A second cluster of risk comprises the illegal economy. The report notes that greater numbers of failed and fragile states, increasing levels of illicit trade, organized crime and corruption form a nexus of criminal risk. A networked world, governance failures and economic disparity create opportunities for illegality to flourish. In 2009, the value of illicit trade around the globe was estimated at US$ 1.3 trillion and growing. These risks, while creating huge costs for legitimate economic activities, weaken states, threaten development opportunities, undermine the rule of law and keep countries trapped in cycles of poverty and instability. Effective international cooperation is urgently needed.

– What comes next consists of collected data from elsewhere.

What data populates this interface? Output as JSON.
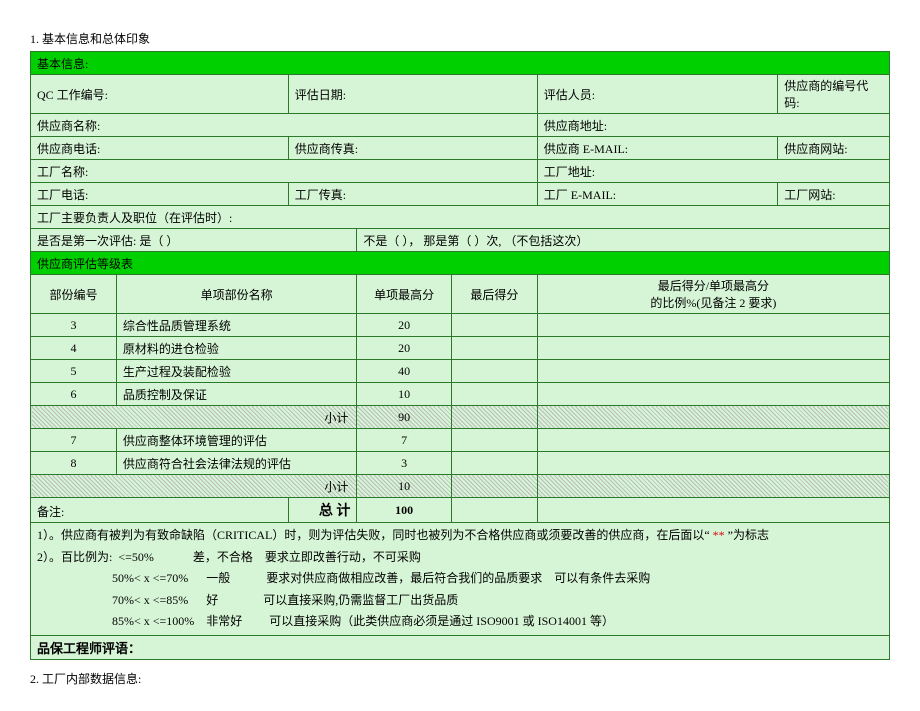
{
  "heading1": "1.   基本信息和总体印象",
  "basicInfo": {
    "header": "基本信息:",
    "row1": {
      "c1": "QC 工作编号:",
      "c2": "评估日期:",
      "c3": "评估人员:",
      "c4": "供应商的编号代码:"
    },
    "row2": {
      "c1": "供应商名称:",
      "c2": "供应商地址:"
    },
    "row3": {
      "c1": "供应商电话:",
      "c2": "供应商传真:",
      "c3": "供应商 E-MAIL:",
      "c4": "供应商网站:"
    },
    "row4": {
      "c1": "工厂名称:",
      "c2": "工厂地址:"
    },
    "row5": {
      "c1": "工厂电话:",
      "c2": "工厂传真:",
      "c3": "工厂 E-MAIL:",
      "c4": "工厂网站:"
    },
    "row6": "工厂主要负责人及职位（在评估时）:",
    "row7a": "是否是第一次评估:      是（      ）",
    "row7b": "不是（       ），   那是第（       ）次, （不包括这次）"
  },
  "grade": {
    "header": "供应商评估等级表",
    "cols": {
      "c1": "部份编号",
      "c2": "单项部份名称",
      "c3": "单项最高分",
      "c4": "最后得分",
      "c5a": "最后得分/单项最高分",
      "c5b": "的比例%(见备注 2 要求)"
    },
    "rows": [
      {
        "no": "3",
        "name": "综合性品质管理系统",
        "max": "20"
      },
      {
        "no": "4",
        "name": "原材料的进仓检验",
        "max": "20"
      },
      {
        "no": "5",
        "name": "生产过程及装配检验",
        "max": "40"
      },
      {
        "no": "6",
        "name": "品质控制及保证",
        "max": "10"
      }
    ],
    "subtotal1": {
      "label": "小计",
      "val": "90"
    },
    "rows2": [
      {
        "no": "7",
        "name": "供应商整体环境管理的评估",
        "max": "7"
      },
      {
        "no": "8",
        "name": "供应商符合社会法律法规的评估",
        "max": "3"
      }
    ],
    "subtotal2": {
      "label": "小计",
      "val": "10"
    },
    "total": {
      "noteLabel": "备注:",
      "label": "总 计",
      "val": "100"
    }
  },
  "notes": {
    "l1a": "1）。供应商有被判为有致命缺陷（CRITICAL）时，则为评估失败，同时也被列为不合格供应商或须要改善的供应商，在后面以“ ",
    "l1star": "**",
    "l1b": " ”为标志",
    "l2": "2）。百比例为:  <=50%             差，不合格    要求立即改善行动，不可采购",
    "l3": "                         50%< x <=70%      一般            要求对供应商做相应改善，最后符合我们的品质要求    可以有条件去采购",
    "l4": "                         70%< x <=85%      好               可以直接采购,仍需监督工厂出货品质",
    "l5": "                         85%< x <=100%    非常好         可以直接采购（此类供应商必须是通过 ISO9001 或 ISO14001 等）"
  },
  "engineerComment": "品保工程师评语：",
  "heading2": "2.    工厂内部数据信息:"
}
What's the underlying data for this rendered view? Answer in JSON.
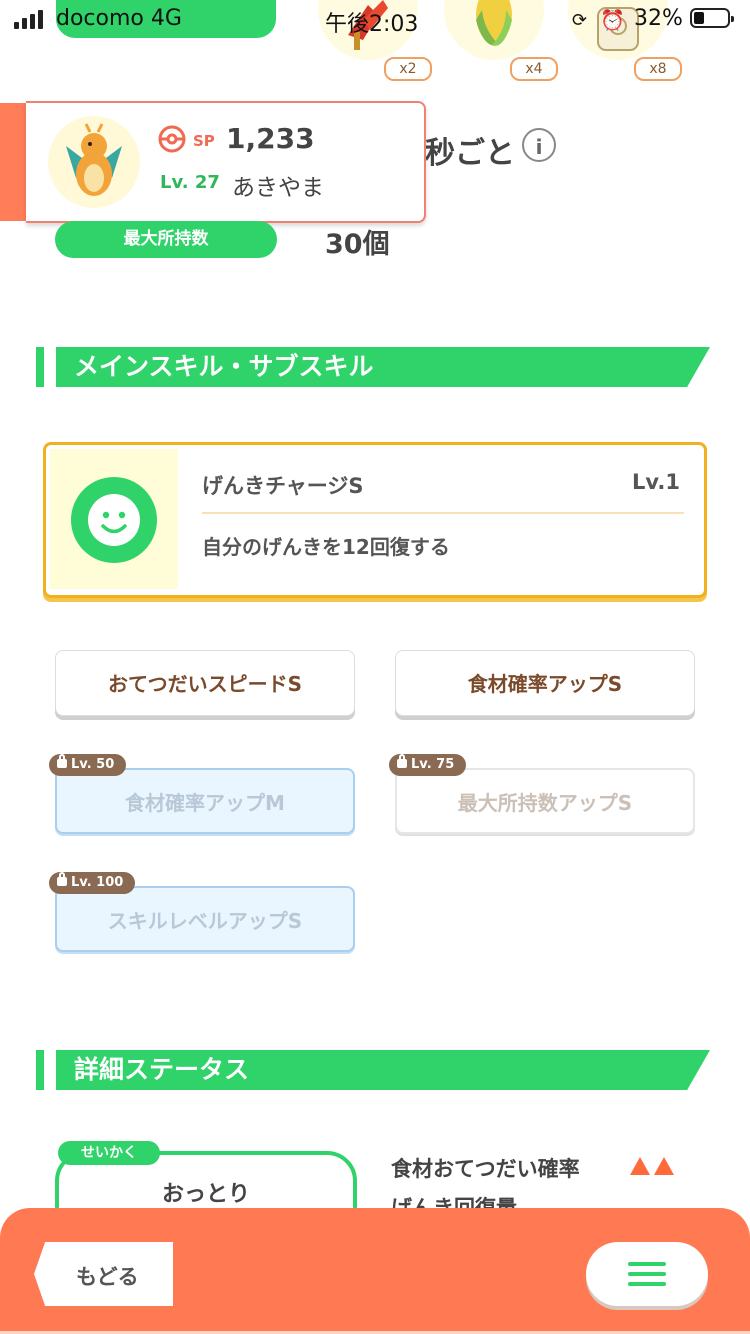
{
  "status_bar": {
    "carrier": "docomo",
    "network": "4G",
    "time": "午後2:03",
    "battery": "32%"
  },
  "ingredients": [
    {
      "name": "fiery-herb",
      "count": "x2"
    },
    {
      "name": "greengrass-corn",
      "count": "x4"
    },
    {
      "name": "moomoo-milk",
      "count": "x8"
    }
  ],
  "header_partial": {
    "seconds_text": "秒ごと"
  },
  "pokemon": {
    "sp_label": "SP",
    "sp_value": "1,233",
    "level_label": "Lv. 27",
    "nickname": "あきやま"
  },
  "carry": {
    "label": "最大所持数",
    "value": "30個"
  },
  "skills_section": {
    "title": "メインスキル・サブスキル",
    "main_skill": {
      "name": "げんきチャージS",
      "level": "Lv.1",
      "description": "自分のげんきを12回復する"
    },
    "sub_skills": [
      {
        "label": "おてつだいスピードS",
        "lock": ""
      },
      {
        "label": "食材確率アップS",
        "lock": ""
      },
      {
        "label": "食材確率アップM",
        "lock": "Lv. 50"
      },
      {
        "label": "最大所持数アップS",
        "lock": "Lv. 75"
      },
      {
        "label": "スキルレベルアップS",
        "lock": "Lv. 100"
      }
    ]
  },
  "detail_section": {
    "title": "詳細ステータス",
    "nature_tag": "せいかく",
    "nature": "おっとり",
    "stat_up": "食材おてつだい確率",
    "stat_down": "げんき回復量"
  },
  "bottom_bar": {
    "back_label": "もどる"
  },
  "colors": {
    "accent_green": "#2fd36a",
    "accent_orange": "#ff7a52",
    "skill_border": "#f0b020"
  }
}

The report lists resource limits to growth as the third cluster, noting that the world faces hard limits at the most basic level in terms of water, food and energy. Rising populations and consumption and climate change drive this challenge, while interconnections between these issues make response difficult. Most interventions only create new and worse problems, or shift risk across the nexus. Shortages of core resources will only create more conflict between the social groups, nations and industries that need them.

“Demand for food, water and energy resources is growing by double digits,” said John Drzik, president and CEO of Oliver Wyman Group. “Yet chronic fiscal deficits are threatening investments in infrastructure crucial to improving availability and access to them. The resulting shortages threaten global prosperity,”

In addition to these three clusters of risk, Global Risks 2011 identifies five emerging risks to watch:

Cybersecurity: the new frontier for controlling information, from hackers and massive service failures to the little-understood possibility of cyberwarfare between nation states.

High population growth: in fragile, resource-constrained countries, population growth may result in “population cluster bombs”, increased violence and state collapse.

Resource scarcity: limits on commodities, water and energy put stringent limits on growth and create conflict hotspots.

Retrenchment from globalization: as economic inequality grows, a populist backlash against globalization could fracture economic and political integration.

Nuclear and biological weapons threats are of renewed concern in a fragile world.

In this context, the World Economic Forum will launch a new Risk Response Network at the World Economic Forum Annual Meeting 2011, Davos-Klosters, Switzerland, taking place on 26-30 January. The network will bring a new approach to addressing the complexity of risk that leaders are facing and enable them to capture the upside of those risks.

“If business leaders and decision-makers can overcome the behavioral biases towards immediate, short-term solutions and switch to longer term thinking, then they will have made significant progress in adopting an attitude suited to the mitigation of increasingly complex and interlinked global risks,” Howard Kunreuther, co-director of the Wharton Risk Management and Decision Processes Center, said.